Au début de son mandat, l’esprit florentin de Renzi – ce mélange quasi machiavélique de souplesse et de cynisme si utile en politique – a semblé la solution aux problèmes structurels du pays. L’homme a ouvertement affronté les syndicats et imposé son «Jobs Act», liquidant ainsi le fameux article 18 du Statut des travailleurs qui empêchait les entreprises de plus de quinze employés de licencier. Il a lancé la réforme de l’administration publique et amendé la Constitution en supprimant pratiquement le Sénat et en renforçant les prérogatives du président du Conseil.
Il pensait que ce lot de réformes convaincrait la Commission européenne de le laisser freiner sur le rééquilibrage du budget. Certes, on peut se demander pourquoi des réformes censées créer de la croissance exigeraient dans un premier temps un surcroît de dépenses publiques.
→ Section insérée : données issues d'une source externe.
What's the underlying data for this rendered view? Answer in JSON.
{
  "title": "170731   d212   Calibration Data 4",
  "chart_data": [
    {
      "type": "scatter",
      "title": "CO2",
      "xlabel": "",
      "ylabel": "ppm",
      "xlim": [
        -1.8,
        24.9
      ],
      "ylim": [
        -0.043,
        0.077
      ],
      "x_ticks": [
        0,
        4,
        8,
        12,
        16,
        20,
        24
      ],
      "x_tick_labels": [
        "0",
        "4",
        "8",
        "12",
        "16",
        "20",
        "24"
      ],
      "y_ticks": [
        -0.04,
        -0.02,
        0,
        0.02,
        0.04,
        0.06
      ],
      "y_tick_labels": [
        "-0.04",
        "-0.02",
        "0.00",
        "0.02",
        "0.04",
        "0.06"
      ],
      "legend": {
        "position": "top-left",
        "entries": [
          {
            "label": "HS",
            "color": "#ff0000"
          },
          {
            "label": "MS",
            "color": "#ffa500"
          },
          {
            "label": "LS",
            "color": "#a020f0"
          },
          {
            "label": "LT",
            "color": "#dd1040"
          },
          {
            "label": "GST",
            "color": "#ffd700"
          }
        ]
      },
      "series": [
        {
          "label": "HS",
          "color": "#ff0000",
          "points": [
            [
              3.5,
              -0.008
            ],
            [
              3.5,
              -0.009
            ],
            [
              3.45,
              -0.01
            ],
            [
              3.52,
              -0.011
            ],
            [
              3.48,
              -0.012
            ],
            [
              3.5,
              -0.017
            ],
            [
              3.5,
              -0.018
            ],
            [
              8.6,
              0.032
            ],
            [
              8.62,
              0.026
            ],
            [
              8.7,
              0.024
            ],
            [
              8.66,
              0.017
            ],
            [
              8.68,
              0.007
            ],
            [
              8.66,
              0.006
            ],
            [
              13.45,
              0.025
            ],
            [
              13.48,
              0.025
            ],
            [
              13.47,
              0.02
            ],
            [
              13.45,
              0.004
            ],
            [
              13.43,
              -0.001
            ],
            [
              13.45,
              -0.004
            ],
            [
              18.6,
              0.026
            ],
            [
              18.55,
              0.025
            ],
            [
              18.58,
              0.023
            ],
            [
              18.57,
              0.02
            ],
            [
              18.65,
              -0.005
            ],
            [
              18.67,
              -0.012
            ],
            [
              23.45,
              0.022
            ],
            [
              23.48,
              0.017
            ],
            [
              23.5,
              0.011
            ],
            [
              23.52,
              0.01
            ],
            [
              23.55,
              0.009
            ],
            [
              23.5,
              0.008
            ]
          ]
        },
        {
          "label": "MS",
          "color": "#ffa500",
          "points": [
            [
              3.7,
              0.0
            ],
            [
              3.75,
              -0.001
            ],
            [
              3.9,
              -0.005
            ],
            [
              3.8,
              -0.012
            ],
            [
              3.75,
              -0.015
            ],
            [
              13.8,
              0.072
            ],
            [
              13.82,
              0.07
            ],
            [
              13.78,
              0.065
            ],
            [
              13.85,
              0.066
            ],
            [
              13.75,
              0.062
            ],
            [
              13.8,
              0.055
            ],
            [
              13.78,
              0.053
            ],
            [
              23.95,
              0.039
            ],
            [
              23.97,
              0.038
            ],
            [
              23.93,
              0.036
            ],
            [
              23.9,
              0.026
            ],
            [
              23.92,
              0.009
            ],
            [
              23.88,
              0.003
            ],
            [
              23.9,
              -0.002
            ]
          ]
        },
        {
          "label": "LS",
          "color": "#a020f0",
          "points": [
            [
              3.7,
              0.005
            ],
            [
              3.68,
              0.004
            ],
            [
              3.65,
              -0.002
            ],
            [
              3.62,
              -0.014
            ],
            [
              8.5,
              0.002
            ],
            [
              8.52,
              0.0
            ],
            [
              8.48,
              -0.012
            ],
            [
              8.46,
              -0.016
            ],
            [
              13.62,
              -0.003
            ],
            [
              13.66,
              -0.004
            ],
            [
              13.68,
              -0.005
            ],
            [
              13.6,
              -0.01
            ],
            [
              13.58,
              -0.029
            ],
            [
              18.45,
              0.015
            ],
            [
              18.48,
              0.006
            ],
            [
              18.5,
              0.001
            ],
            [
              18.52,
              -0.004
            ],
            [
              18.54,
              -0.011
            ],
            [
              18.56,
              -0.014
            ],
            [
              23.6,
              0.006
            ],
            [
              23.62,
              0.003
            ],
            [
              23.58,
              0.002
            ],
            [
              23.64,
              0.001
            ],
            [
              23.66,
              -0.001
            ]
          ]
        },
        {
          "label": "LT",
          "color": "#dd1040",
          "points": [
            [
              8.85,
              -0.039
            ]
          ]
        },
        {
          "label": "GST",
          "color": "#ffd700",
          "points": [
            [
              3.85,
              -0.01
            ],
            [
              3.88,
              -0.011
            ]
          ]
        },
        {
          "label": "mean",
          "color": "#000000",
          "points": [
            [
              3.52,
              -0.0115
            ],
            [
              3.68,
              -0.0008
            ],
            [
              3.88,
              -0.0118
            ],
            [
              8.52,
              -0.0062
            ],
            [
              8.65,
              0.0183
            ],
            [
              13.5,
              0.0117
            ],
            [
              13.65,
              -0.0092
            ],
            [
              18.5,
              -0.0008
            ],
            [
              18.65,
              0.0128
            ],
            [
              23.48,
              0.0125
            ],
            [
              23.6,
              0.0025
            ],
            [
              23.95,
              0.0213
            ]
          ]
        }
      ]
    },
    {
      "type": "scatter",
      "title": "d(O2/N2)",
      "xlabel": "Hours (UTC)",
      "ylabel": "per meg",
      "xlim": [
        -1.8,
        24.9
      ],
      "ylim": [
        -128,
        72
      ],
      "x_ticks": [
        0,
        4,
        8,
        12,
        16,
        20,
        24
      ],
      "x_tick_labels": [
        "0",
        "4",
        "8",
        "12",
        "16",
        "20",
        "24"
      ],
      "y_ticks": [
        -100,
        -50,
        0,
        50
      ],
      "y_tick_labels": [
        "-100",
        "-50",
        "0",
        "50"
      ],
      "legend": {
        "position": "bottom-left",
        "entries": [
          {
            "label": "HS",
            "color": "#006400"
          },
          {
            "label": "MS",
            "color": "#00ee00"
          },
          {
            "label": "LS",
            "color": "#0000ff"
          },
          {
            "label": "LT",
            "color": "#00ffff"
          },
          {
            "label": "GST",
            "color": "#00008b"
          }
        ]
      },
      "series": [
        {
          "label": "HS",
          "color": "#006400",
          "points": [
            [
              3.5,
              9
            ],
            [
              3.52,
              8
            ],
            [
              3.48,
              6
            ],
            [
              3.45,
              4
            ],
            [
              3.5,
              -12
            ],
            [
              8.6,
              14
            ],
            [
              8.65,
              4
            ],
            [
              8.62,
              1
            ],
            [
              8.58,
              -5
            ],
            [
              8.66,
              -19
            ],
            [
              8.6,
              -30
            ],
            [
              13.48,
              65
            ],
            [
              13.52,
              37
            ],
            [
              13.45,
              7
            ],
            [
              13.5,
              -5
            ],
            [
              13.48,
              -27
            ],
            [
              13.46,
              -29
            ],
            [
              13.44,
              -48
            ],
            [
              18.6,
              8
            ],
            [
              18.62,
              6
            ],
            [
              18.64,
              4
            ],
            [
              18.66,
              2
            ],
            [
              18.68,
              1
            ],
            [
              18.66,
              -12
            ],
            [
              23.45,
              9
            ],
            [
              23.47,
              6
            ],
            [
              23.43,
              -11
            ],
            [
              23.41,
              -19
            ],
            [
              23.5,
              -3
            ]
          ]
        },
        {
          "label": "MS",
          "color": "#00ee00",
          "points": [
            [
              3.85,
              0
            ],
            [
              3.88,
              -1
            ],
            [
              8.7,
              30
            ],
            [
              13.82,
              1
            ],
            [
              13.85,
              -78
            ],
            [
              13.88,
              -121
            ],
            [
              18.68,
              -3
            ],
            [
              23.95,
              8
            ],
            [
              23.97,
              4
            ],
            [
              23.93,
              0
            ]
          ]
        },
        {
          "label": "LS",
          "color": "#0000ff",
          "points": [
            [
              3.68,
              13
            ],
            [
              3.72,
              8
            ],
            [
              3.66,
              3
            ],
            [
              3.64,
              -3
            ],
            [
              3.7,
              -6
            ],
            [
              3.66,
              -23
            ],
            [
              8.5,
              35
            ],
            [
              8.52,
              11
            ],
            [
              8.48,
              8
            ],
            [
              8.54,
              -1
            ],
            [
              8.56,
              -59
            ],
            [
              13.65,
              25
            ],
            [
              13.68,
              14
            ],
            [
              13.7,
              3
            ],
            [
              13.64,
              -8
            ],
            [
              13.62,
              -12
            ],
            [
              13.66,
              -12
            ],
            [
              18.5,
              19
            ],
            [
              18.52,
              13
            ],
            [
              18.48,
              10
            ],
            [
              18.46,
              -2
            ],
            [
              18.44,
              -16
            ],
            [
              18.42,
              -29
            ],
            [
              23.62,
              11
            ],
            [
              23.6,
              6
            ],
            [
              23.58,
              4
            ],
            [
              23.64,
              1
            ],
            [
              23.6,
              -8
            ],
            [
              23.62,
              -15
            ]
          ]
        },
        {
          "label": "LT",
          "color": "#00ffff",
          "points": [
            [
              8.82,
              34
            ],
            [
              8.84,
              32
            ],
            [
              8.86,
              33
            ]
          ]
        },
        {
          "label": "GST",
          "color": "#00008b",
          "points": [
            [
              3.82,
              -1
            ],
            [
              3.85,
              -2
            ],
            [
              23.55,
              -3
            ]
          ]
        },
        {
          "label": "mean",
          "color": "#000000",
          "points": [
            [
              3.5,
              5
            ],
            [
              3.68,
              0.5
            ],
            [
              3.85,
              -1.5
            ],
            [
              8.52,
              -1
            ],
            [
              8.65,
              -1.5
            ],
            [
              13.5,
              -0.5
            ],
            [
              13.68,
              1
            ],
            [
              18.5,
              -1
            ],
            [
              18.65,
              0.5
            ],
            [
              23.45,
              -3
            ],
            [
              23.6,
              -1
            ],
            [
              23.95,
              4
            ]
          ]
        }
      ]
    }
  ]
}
C’est que Matteo Renzi raisonne en termes électoraux. Il joue des finances pour accroître son électorat. Avant les élections européennes de 2014, il avait annoncé un subside de 80 euros aux salariés mal lotis. Dans le budget 2015, il a supprimé la taxe immobilière communale et institué un bon de 500 euros pour la «consommation culturelle» des jeunes atteignant 18 ans.
Comme la renaissance du pays tarde à se concrétiser, les gens commencent à manifester leur impatience à leur dernier messie. Même si Renzi fut le premier à admettre que le pays avait besoin de réformes, et il en a réalisé quelques-unes, le diable se niche cependant dans les détails: l’objectif du «Jobs Act» est estimable mais il n’est toujours pas entré en vigueur, à l’instar de la plupart des autres réformes; le gouvernement n’a pas réussi à juguler ses dépenses; la réforme du service civil ne permettra pas d’économies budgétaires et l’engagement à tailler 16 milliards d’euros (sur un budget de 700 milliards) a été redimensionné à 6 milliards. De précédents gouvernements prévoyaient des clauses de sauvegarde, des outils instituant des hausses d’impôts automatiques quand les coupes budgétaires se révélaient insuffisantes. Or, Matteo Renzi envisage de les ignorer purement et simplement.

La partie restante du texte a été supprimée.